International stocks delivered strong gains during the quarter, and generally performed in line with US equities. As in the US, global growth has slowed in recent quarters, but has remained positive.
Fixed income securities’ prices and yields were impacted by several important factors during the quarter, including an acceleration in job growth and expectations for an easing in the trade tensions with China. In addition, Boris Johnson’s decisive re-election as UK Prime Minister is expected to bring greater clarity to the Brexit situation that has cast a cloud over the region for more than three years. For its part, the FOMC lowered interest rates once during the quarter, bringing the target federal funds rate range to 1.50%-1.75%
The Treasury yield curve steepened during the fourth quarter, with yields on the shortest-term maturities declining relative to yields in the intermediate- and long-term segments of the curve.

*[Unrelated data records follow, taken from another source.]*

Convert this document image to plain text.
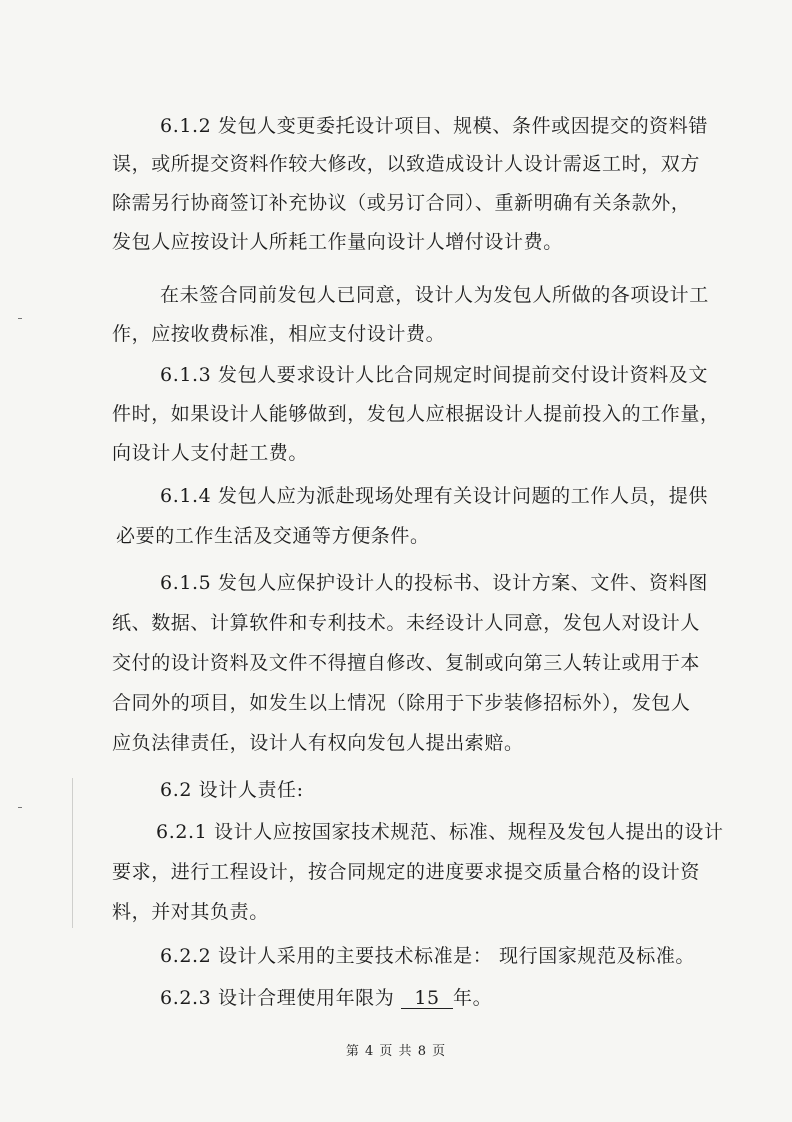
6.1.2 发包人变更委托设计项目、规模、条件或因提交的资料错
误，或所提交资料作较大修改，以致造成设计人设计需返工时，双方
除需另行协商签订补充协议（或另订合同）、重新明确有关条款外，
发包人应按设计人所耗工作量向设计人增付设计费。
在未签合同前发包人已同意，设计人为发包人所做的各项设计工
作，应按收费标准，相应支付设计费。
6.1.3 发包人要求设计人比合同规定时间提前交付设计资料及文
件时，如果设计人能够做到，发包人应根据设计人提前投入的工作量，
向设计人支付赶工费。
6.1.4 发包人应为派赴现场处理有关设计问题的工作人员，提供
必要的工作生活及交通等方便条件。
6.1.5 发包人应保护设计人的投标书、设计方案、文件、资料图
纸、数据、计算软件和专利技术。未经设计人同意，发包人对设计人
交付的设计资料及文件不得擅自修改、复制或向第三人转让或用于本
合同外的项目，如发生以上情况（除用于下步装修招标外），发包人
应负法律责任，设计人有权向发包人提出索赔。
6.2 设计人责任:
6.2.1 设计人应按国家技术规范、标准、规程及发包人提出的设计
要求，进行工程设计，按合同规定的进度要求提交质量合格的设计资
料，并对其负责。
6.2.2 设计人采用的主要技术标准是： 现行国家规范及标准。
6.2.3 设计合理使用年限为 15 年。
第 4 页 共 8 页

The US economy is in the midst of the longest expansion on record at 126 months, and at this point in the cycle the slowing growth that has been experienced should be expected. But the economy is nothing if not resilient, continuing to deliver gains in the face of the continuing trade war with China and other significant trading partners, geopolitical tensions, and deep political fissures that have resulted in the impeachment of President Trump.
By most accounts the FOMC has seemed to have reversed the damage done by its decision in 2018 to raise interest rates too much and too quickly. The committee’s three rate reductions in 2019 seem to have been enough for the economy to remain on track for continued modest growth. Expectations among economists are that President Trump and China’s President Xi Jinping will continue to de-escalate the trade war, both because of the damage it has already inflicted on the Chinese economy and the fact that 2020 is a Presidential election year in the US. The consumer has been the linchpin of growth not only in the US but across world economies. Many analysts believe the outlook for consumers remains bright as a result of the combination of household deleveraging that has occurred over the past decade and growth in personal income.
Economists warn that one risk to the US economy in 2020 may be that because there are stark differences in the economic policies of President Trump and his Democratic rivals, uncertainty about the election’s outcome may alter consumer behavior such that it adversely impacts the economy. Elections have historically had little impact on the economy, but some economists believe that with the prevailing deep political divide 2020 may be an exception.
Information provided is for informational purposes only and should not be construed as investment advice. The views expressed are current only as of the publication date, are based on information that St. Clair Advisors believes to be accurate, and subject to change without notice. All investment decisions must be evaluated as to whether they are consistent with your investment objectives, risk tolerance and financial situation. St. Clair disclaims any liability for any direct or incidental loss incurred by applying any of the information in this publication. Indexes are unmanaged and one cannot invest directly in an index. Past performance is no guarantee of future results.